02 Aug Teaching Your College Bound Teen To Do Laundry
Your teenager is going off to college and after all those years of reading parenting books and trying to be the best parent you could be, you realize your kids don’t know how to do their laundry! So, let that dirty laundry pile up and teach them laundry 101! Its a great way to spend a few extra moments with your teen before sending them off.
Check The Labels
To avoid ruining those fab new clothes they just bought for school, they need to read the labels before washing anything! Here is what those labels actually mean!
Separate Your Clothes
Dark clothes and heavier fabrics like jeans and flannels should all be washed together. Whites should be washed seperately so they don’t turn pink or gray. But, what if there are patterns or clothes are pastels? Its better to be safe than sorry. So, those should go in a separate load.
Tip: For new clothes, always wash before you wear to get rid of dust and chemicals from the factory where it was made. Always wash new clothes in cold water to avoid color bleeding and shrinking.
Water Temperature, Delicates, and Hand Wash
Unless clothes are absolutely filthy and caked with dirt, clothes can be washed and rinsed in cold water. Cold water is best to avoiding shrinking clothes and bleeding colors.
- For delicates such as bras, tights, and panty hose, you can throw them into a lingerie bag to keep them separate from the other clothes.
- Be sure to fasten all bra hooks before putting them into the bag to avoid the hooks catching on other things.
- For bras with an underwire, wash them by hand with some gentle baby detergent. The washing machine will destroy the wire.
Once a stain is set it rarely comes out unless you bleach it. So, pre-treat stains with either a little bit of detergent or spray some Shout on the stain. If you go to dinner and spill blueberries on your shirt, pre-treat the stain as soon as you get back to your dorm especially if you are not doing laundry for a few days.
- Zip all zippers
- Fasten all clasps
I like odorless detergent for regular clothes and baby detergent for delicates and those who have sensitive skin and skin conditions such as eczema. If you are in a dorm, you may want to opt for pods so you don’t have to lug heavy detergent bottles up and down the stairs. Pods are also a great way to save money because it you only bring 2 pods with you for two loads, your neighbors can’t be borrowing your detergent.

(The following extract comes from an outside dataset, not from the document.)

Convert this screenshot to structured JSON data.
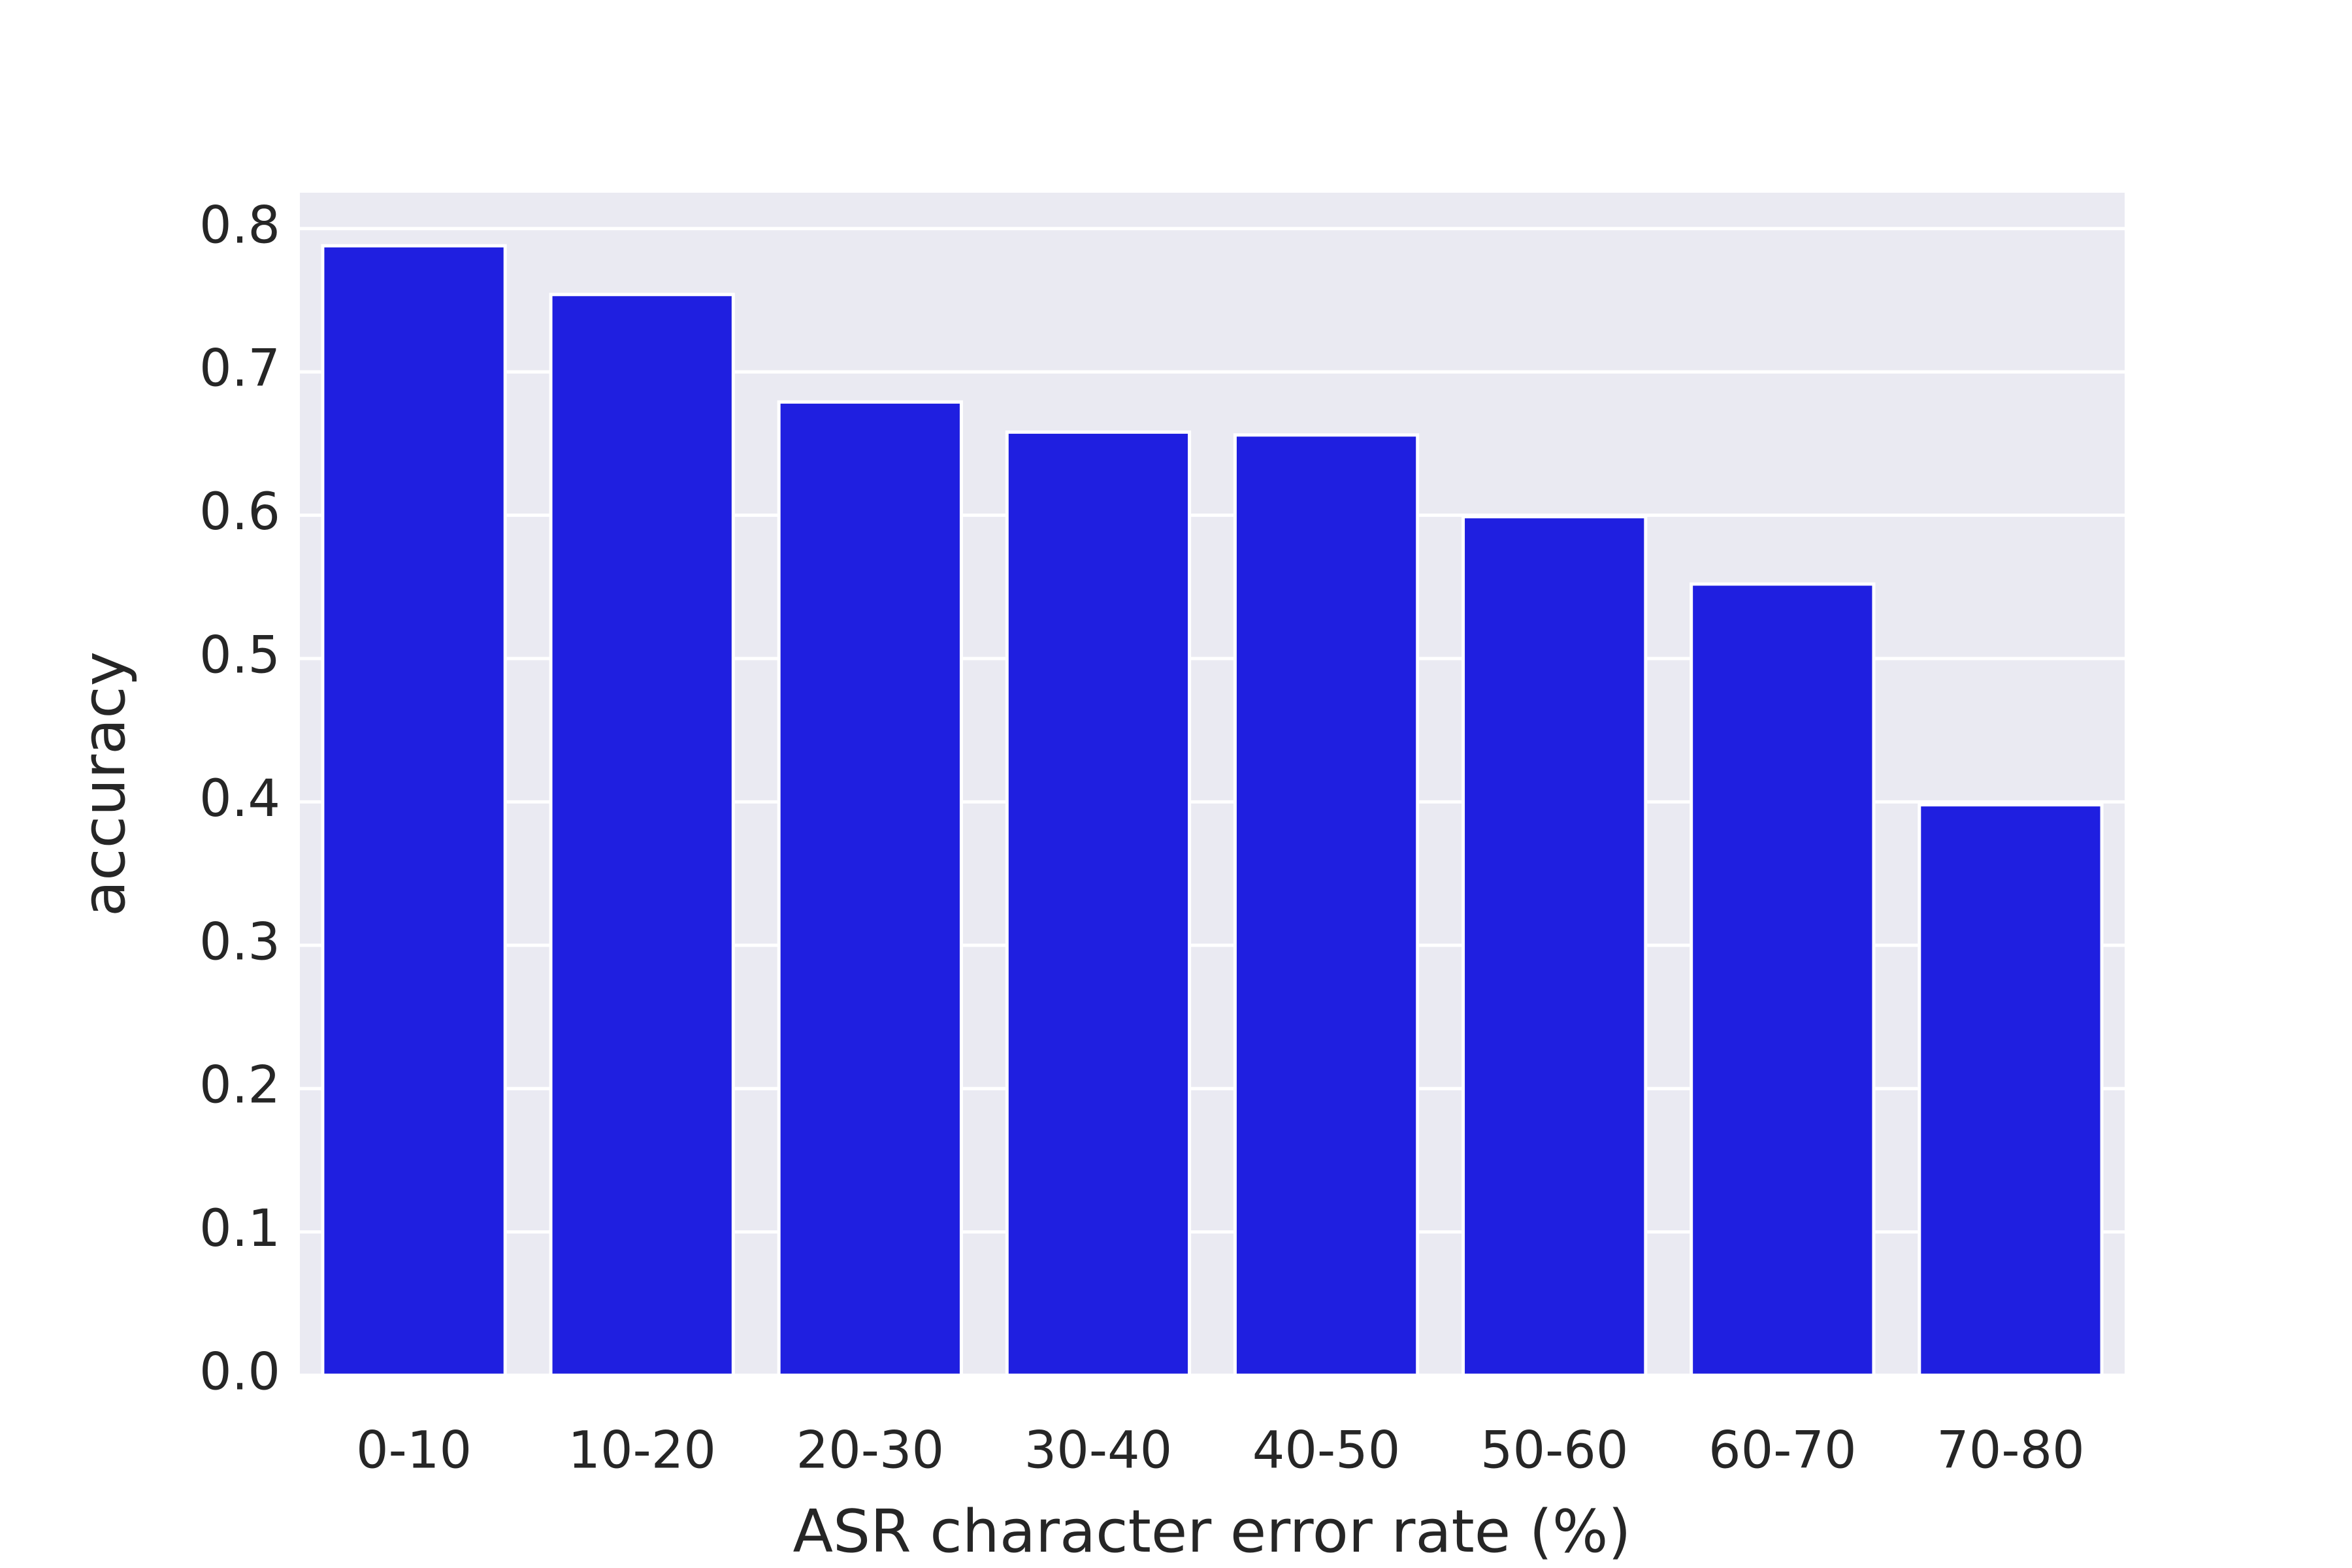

Tip: If you opt for a liquid detergent, I suggest using 3/4 the recommended amount so clothes do not come out stiff. Be sure to put in the detergent, then the water, then your clothes so the detergent can mix with the water.
If you love your clothes and sheets super soft, get a few Downy balls and fill them with fabric softener. You can throw one into the machine and it will release the softener during the rinse cycle. Another option is to throw a dryer sheet into the dryer. Do not use fabric softener on your towels because the towels will become coated and lose their absorbency.
Tip: I like color safe bleach to whiten whites and brighten colors. I would not recommend using it every time you wash. Every other time or every two times is plenty. Bleach can eat away at your clothes.
Lighter fabrics should go in one dryer and heavier fabrics in another to ensure everything gets dry and comes out with as few wrinkles as possible.
- A dryer sheet helps in the winter with static clean.
- Delicates, fleece, and athletic wear with lots of spandex should not go in the dryer.
Fold Your Clothes
The best way to avoid wrinkled clothes is to fold them right out of the dryer. You can even get a shirt folder to help you fold everything evenly creating more space in your drawers.